Review: DON’T LEAVE HOME

DON’T LEAVE HOME is a reflection of truth. One of the trials of being an artist is that one often finds themselves in compromising situations due to the promise of money. Nothing good ever comes of it but it happens again and again. Melanie (Anna Margaret Hollyman) is an artist whose current work was reviewed before it was completed. Feeling this a major blow to her career, she sulks until receiving a request from Father Alistair (Lalor Roddy), the main subject for her current work. He invites her to Ireland to create a new piece and with the lure of wealth and approval, she is on her way.

Once arriving, she finds herself isolated in less than desirable circumstances. Housekeeper Shelly (Helena Bereen) seems to run the show a little more than she should and there is often a look of pain and dread in the Father’s eyes. Though this is off putting, it’s nothing compared to the nightmare that follow. What is going on here and what is it that the Father isn’t telling her?

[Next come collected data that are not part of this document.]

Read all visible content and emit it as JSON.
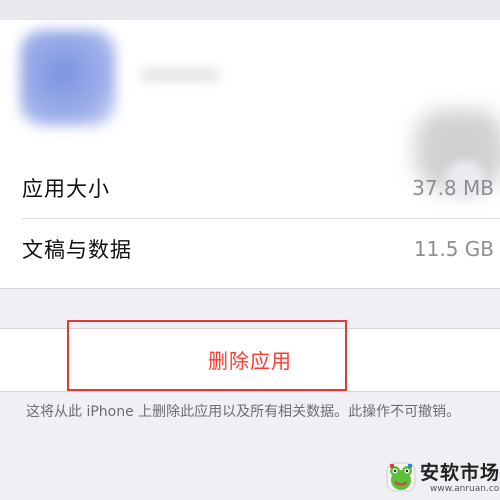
{
  "app_info": {
    "rows": [
      {
        "label": "应用大小",
        "value": "37.8 MB"
      },
      {
        "label": "文稿与数据",
        "value": "11.5 GB"
      }
    ]
  },
  "delete": {
    "label": "删除应用",
    "note": "这将从此 iPhone 上删除此应用以及所有相关数据。此操作不可撤销。"
  },
  "watermark": {
    "text": "安软市场",
    "url": "www.anruan.com",
    "icon": "frog-logo-icon"
  },
  "colors": {
    "background": "#efeff4",
    "destructive": "#ff3b30",
    "highlight_border": "#e0393e",
    "secondary_text": "#8e8e93"
  }
}
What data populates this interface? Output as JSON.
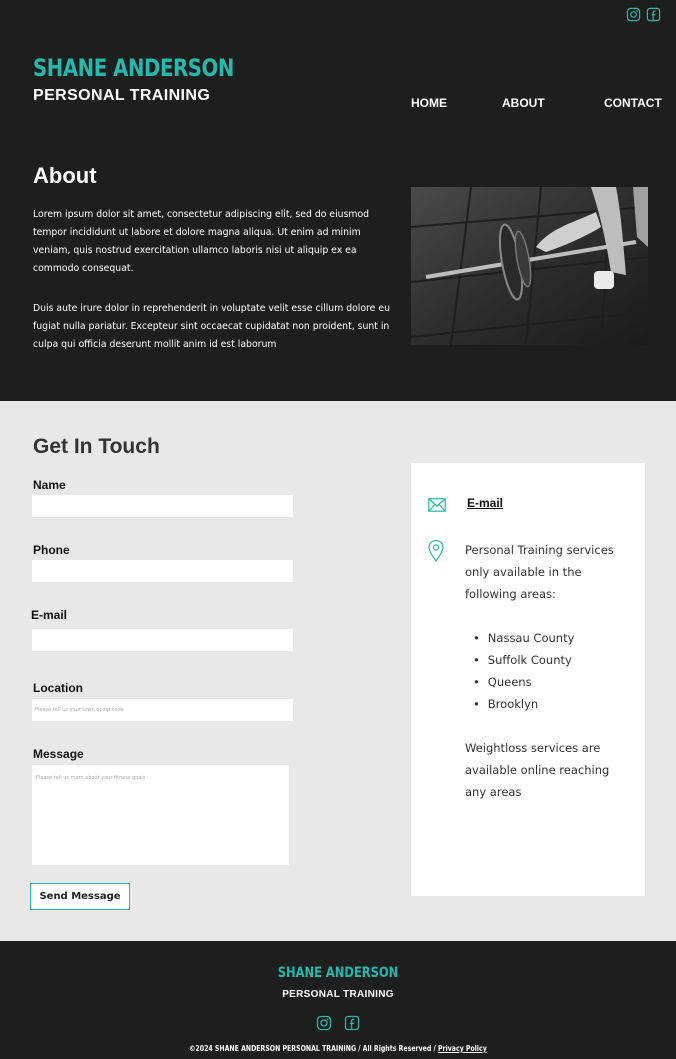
{
  "colors": {
    "accent": "#27b8ad",
    "dark": "#1d1e1e",
    "light": "#e8e8e8"
  },
  "header": {
    "social": [
      {
        "icon": "instagram-icon"
      },
      {
        "icon": "facebook-icon"
      }
    ],
    "brand_name": "SHANE ANDERSON",
    "brand_sub": "PERSONAL TRAINING",
    "nav": [
      {
        "label": "HOME"
      },
      {
        "label": "ABOUT"
      },
      {
        "label": "CONTACT"
      }
    ]
  },
  "about": {
    "title": "About",
    "p1": "Lorem ipsum dolor sit amet, consectetur adipiscing elit, sed do eiusmod tempor incididunt ut labore et dolore magna aliqua. Ut enim ad minim veniam, quis nostrud exercitation ullamco laboris nisi ut aliquip ex ea commodo consequat.",
    "p2": "Duis aute irure dolor in reprehenderit in voluptate velit esse cillum dolore eu fugiat nulla pariatur. Excepteur sint occaecat cupidatat non proident, sunt in culpa qui officia deserunt mollit anim id est laborum"
  },
  "contact": {
    "title": "Get In Touch",
    "form": {
      "name_label": "Name",
      "name_value": "",
      "phone_label": "Phone",
      "phone_value": "",
      "email_label": "E-mail",
      "email_value": "",
      "location_label": "Location",
      "location_placeholder": "Please tell us your town or zip code",
      "message_label": "Message",
      "message_placeholder": "Please tell us more about your fitness goals",
      "submit_label": "Send Message"
    },
    "card": {
      "email_link": "E-mail",
      "service_text": "Personal Training services only available in the following areas:",
      "areas": [
        "Nassau County",
        "Suffolk County",
        "Queens",
        "Brooklyn"
      ],
      "weightloss_text": "Weightloss services are available online reaching any areas"
    }
  },
  "footer": {
    "brand_name": "SHANE ANDERSON",
    "brand_sub": "PERSONAL TRAINING",
    "copyright": "©2024 SHANE ANDERSON PERSONAL TRAINING / All Rights Reserved / ",
    "privacy": "Privacy Policy"
  }
}
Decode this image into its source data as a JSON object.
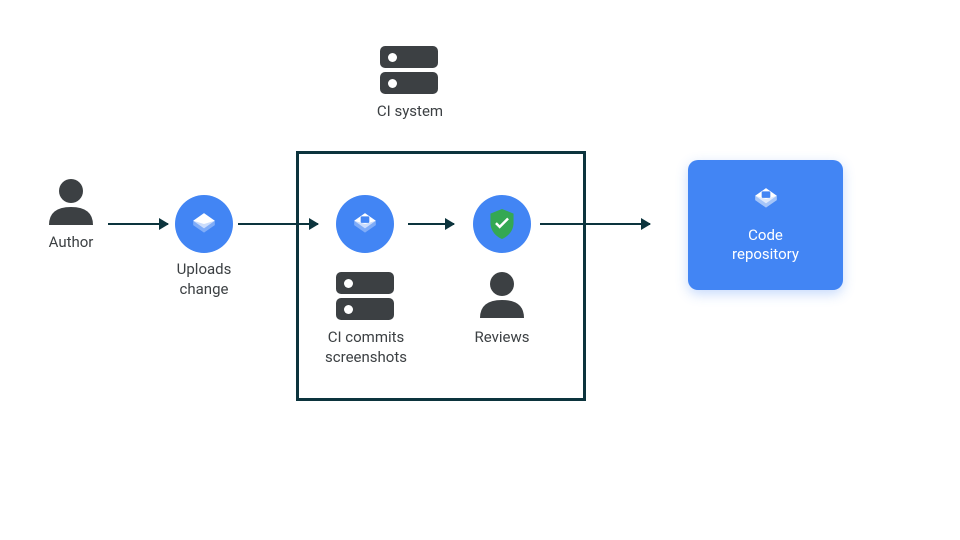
{
  "nodes": {
    "author": {
      "label": "Author"
    },
    "uploads": {
      "label": "Uploads\nchange"
    },
    "ci_system": {
      "label": "CI system"
    },
    "ci_commits": {
      "label": "CI commits\nscreenshots"
    },
    "reviews": {
      "label": "Reviews"
    },
    "repo": {
      "label": "Code\nrepository"
    }
  },
  "colors": {
    "blue": "#4285f4",
    "dark": "#3c4043",
    "border": "#0c343d",
    "green": "#34a853"
  }
}
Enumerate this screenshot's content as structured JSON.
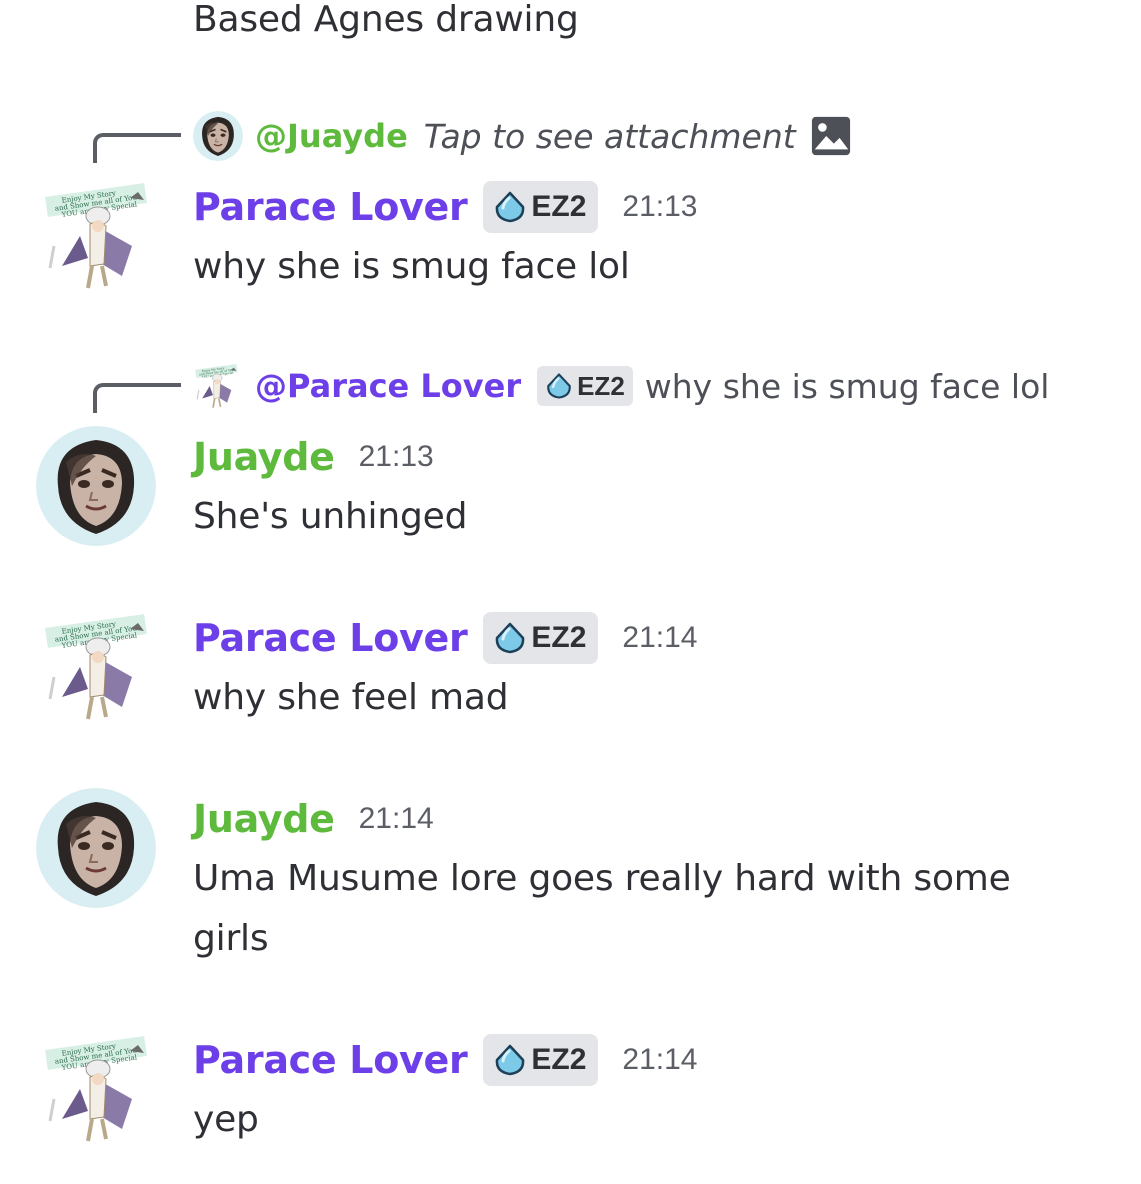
{
  "top_message": {
    "text": "Based Agnes drawing"
  },
  "badge_label": "EZ2",
  "messages": [
    {
      "reply": {
        "mention": "@Juayde",
        "text": "Tap to see attachment"
      },
      "author": "Parace Lover",
      "time": "21:13",
      "text": "why she is smug face lol"
    },
    {
      "reply": {
        "mention": "@Parace Lover",
        "text": "why she is smug face lol"
      },
      "author": "Juayde",
      "time": "21:13",
      "text": "She's unhinged"
    },
    {
      "author": "Parace Lover",
      "time": "21:14",
      "text": "why she feel mad"
    },
    {
      "author": "Juayde",
      "time": "21:14",
      "text": "Uma Musume lore goes really hard with some girls"
    },
    {
      "author": "Parace Lover",
      "time": "21:14",
      "text": "yep"
    }
  ],
  "colors": {
    "parace_name": "#6c3fe8",
    "juayde_name": "#5eba3c",
    "text": "#2e3035",
    "timestamp": "#5c5e66",
    "badge_bg": "#e3e5e8"
  }
}
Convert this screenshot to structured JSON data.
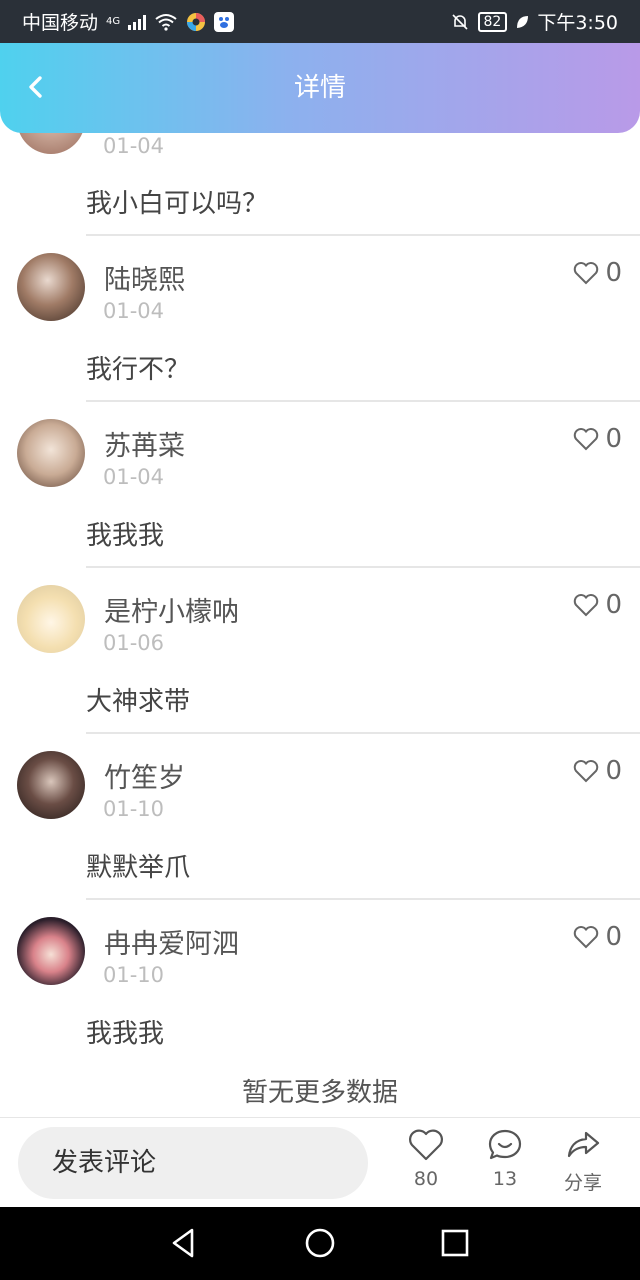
{
  "status_bar": {
    "carrier": "中国移动",
    "network": "4G",
    "battery": "82",
    "time": "下午3:50"
  },
  "header": {
    "title": "详情",
    "back_icon": "chevron-left-icon"
  },
  "comments": [
    {
      "name": "",
      "date": "01-04",
      "text": "我小白可以吗？",
      "likes": "",
      "avatar_color": "#c9a18a"
    },
    {
      "name": "陆晓熙",
      "date": "01-04",
      "text": "我行不？",
      "likes": "0",
      "avatar_color": "#6b4a3a"
    },
    {
      "name": "苏苒菜",
      "date": "01-04",
      "text": "我我我",
      "likes": "0",
      "avatar_color": "#d8c3b0"
    },
    {
      "name": "是柠小檬呐",
      "date": "01-06",
      "text": "大神求带",
      "likes": "0",
      "avatar_color": "#f2e6c8"
    },
    {
      "name": "竹笙岁",
      "date": "01-10",
      "text": "默默举爪",
      "likes": "0",
      "avatar_color": "#3c2f2c"
    },
    {
      "name": "冉冉爱阿泗",
      "date": "01-10",
      "text": "我我我",
      "likes": "0",
      "avatar_color": "#2a1e2a"
    }
  ],
  "list_end": "暂无更多数据",
  "bottom_bar": {
    "input_placeholder": "发表评论",
    "like_count": "80",
    "comment_count": "13",
    "share_label": "分享"
  },
  "colors": {
    "header_gradient_start": "#4fd1ee",
    "header_gradient_end": "#b99ae8"
  }
}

 DON’T LEAVE HOME is a solid film that breeds a special kind of horror. It isn’t interested in shocks or jump scares but rather the ability to linger. You will watch and enjoy and maybe get a little creeped out. But the real scares come when you turn off the light, lay in bed and  try to sleep. Director Michael Tully has done a fine job of keeping you invested in Melanie’s odd journey. Probably the best thing about it is the fact that you never know quite where it is going or where it will end. There are many twists and just when you begin to lament the ending it turns it on its ear.

Foreign horror is hard to nail for an American audience but DON’T LEAVE HOME delivers with power and class. It is a film you can watch and enjoy but scream at when you think about it later.